What are timeseries geometries?
It is important to note that the two most important attributes of the PV array object are ts_pvrows
and ts_ground
. These contain what we call “timeseries geometries”, which are objects that represent the geometry of the PV rows and the ground for all timestamps of the simulation.

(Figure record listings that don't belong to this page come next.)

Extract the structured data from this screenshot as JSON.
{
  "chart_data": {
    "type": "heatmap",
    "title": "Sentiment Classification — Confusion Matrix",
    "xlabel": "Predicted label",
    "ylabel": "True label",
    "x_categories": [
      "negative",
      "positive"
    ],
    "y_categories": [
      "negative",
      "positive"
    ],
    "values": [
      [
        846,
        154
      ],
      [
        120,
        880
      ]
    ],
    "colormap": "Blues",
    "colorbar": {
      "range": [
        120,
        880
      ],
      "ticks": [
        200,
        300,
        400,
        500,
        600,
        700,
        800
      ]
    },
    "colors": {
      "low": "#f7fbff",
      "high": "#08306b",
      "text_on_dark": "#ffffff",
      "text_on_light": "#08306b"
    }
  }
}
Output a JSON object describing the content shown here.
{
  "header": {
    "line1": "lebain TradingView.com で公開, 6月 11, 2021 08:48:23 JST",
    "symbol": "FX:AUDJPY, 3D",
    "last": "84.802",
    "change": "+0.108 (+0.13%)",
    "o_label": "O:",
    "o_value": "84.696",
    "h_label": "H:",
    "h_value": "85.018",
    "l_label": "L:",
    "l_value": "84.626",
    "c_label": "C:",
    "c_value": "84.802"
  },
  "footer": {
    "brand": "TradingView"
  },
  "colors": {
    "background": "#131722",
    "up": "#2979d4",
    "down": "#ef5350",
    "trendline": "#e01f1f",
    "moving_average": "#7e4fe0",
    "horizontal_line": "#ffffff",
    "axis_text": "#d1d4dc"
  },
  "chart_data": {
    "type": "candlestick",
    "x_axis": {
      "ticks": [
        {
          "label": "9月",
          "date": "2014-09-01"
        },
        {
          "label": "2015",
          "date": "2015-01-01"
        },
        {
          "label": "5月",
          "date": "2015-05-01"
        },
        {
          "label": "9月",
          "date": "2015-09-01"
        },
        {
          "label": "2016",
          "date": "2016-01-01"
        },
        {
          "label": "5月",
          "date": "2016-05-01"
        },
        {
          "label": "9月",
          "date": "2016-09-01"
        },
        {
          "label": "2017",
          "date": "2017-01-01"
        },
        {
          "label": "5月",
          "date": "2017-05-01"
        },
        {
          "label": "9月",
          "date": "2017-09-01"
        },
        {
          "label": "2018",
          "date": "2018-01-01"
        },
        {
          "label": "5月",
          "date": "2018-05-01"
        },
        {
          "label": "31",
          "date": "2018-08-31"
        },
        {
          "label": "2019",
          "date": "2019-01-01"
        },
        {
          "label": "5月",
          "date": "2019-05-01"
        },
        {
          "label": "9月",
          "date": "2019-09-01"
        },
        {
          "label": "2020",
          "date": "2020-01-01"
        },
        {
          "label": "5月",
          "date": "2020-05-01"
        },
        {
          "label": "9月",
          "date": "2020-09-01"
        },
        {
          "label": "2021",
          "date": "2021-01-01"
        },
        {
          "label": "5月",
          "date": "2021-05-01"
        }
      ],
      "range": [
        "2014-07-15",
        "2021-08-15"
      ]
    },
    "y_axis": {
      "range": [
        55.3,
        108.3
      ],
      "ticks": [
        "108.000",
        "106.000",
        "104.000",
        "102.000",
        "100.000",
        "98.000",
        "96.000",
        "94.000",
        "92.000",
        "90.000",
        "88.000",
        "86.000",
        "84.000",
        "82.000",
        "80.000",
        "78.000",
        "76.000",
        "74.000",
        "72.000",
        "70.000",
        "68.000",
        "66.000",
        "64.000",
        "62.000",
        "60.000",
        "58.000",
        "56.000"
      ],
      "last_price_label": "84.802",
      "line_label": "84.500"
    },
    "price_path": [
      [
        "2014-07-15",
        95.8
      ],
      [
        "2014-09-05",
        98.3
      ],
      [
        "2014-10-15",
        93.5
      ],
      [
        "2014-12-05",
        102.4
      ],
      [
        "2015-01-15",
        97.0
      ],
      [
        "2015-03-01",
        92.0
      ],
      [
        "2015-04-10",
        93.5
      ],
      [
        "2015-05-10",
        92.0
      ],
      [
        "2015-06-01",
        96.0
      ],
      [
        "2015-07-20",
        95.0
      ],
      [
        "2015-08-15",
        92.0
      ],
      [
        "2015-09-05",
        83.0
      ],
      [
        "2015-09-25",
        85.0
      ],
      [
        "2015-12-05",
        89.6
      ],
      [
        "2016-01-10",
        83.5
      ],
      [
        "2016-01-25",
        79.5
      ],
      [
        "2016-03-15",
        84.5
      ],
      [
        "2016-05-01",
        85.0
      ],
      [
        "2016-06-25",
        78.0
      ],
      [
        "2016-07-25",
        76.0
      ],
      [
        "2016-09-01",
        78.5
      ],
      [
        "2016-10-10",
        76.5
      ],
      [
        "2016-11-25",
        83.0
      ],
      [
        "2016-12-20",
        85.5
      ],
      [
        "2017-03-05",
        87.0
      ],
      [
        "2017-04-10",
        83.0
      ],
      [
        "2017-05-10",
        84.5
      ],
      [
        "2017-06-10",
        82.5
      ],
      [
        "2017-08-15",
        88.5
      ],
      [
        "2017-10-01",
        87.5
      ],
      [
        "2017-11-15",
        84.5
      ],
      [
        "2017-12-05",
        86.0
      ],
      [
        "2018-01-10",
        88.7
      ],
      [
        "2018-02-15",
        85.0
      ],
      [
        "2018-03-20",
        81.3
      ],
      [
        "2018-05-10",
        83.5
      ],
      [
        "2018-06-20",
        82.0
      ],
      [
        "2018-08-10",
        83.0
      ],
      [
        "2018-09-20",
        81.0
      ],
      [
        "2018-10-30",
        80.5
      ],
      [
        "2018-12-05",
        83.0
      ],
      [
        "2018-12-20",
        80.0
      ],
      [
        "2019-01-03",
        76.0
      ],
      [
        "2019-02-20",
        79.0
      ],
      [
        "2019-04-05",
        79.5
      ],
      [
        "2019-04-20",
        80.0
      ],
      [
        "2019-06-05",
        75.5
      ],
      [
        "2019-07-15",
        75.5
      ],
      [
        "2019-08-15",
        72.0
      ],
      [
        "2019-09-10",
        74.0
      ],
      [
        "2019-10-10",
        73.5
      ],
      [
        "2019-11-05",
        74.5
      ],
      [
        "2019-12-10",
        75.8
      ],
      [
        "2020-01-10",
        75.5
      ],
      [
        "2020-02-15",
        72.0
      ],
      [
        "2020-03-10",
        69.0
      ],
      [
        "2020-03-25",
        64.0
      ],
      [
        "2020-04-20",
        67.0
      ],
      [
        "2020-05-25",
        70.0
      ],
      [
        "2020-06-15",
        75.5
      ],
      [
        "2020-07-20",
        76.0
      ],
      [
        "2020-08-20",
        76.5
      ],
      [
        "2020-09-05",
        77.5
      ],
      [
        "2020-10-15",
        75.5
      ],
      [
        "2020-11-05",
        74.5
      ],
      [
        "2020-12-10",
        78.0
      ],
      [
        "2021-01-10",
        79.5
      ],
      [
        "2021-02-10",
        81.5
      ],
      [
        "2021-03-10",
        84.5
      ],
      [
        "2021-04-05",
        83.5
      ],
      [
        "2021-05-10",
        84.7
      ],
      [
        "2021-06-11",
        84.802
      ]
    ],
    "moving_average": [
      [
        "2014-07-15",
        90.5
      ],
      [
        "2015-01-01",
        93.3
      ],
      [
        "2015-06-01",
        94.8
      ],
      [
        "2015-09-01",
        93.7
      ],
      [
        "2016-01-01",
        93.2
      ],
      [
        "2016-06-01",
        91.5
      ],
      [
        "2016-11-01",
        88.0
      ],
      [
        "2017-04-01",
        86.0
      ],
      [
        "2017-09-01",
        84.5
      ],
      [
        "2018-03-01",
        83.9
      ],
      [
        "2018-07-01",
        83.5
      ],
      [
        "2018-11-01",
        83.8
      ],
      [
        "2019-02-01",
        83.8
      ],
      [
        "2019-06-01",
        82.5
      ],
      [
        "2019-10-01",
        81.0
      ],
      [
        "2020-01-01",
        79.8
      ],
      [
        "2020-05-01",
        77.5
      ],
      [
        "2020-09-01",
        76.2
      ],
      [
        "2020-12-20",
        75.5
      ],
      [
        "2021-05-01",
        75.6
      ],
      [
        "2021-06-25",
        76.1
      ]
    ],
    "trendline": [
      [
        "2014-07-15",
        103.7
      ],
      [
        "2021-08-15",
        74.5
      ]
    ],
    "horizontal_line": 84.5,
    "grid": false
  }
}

For instance here, we can look at the coordinates of the front illuminated timeseries surface of the leftmost PV row.
[11]:
front_illum_ts_surface = pvarray_w_direct_shading.ts_pvrows[0].front.list_segments[0].illum.list_ts_surfaces[0]
[12]:
coords = front_illum_ts_surface.coords
print("Coords: {}".format(coords))
Coords: [[[ 0.00340618]
[ 0.98068262]]
[[-0.08682409]
[ 1.49240388]]]
These are the timeseries line coordinates of the surface, and it is made out of two timeseries point coordinates, b1
and b2
(“b” for boundary).
[13]:
b1 = coords.b1
b2 = coords.b2
print("b1 coords: {}".format(b1))
b1 coords: [[0.00340618]
[0.98068262]]
Each timeseries point is also made of x
and y
timeseries coordinates, which are just numpy arrays.
[14]:
print("x coords of b1: {}".format(b1.x))
print("y coords of b1: {}".format(b1.y))
x coords of b1: [0.00340618]
y coords of b1: [0.98068262]
The x
and y
coordinates will be numpy arrays of all the values the coordinates take for all the simulation timestamps, as calculated at fit()
time of the PV array object. This also explain why we needed to specify the index 0
when plotting the PV array: this was to select the coordinates for the first (and only) timestamp.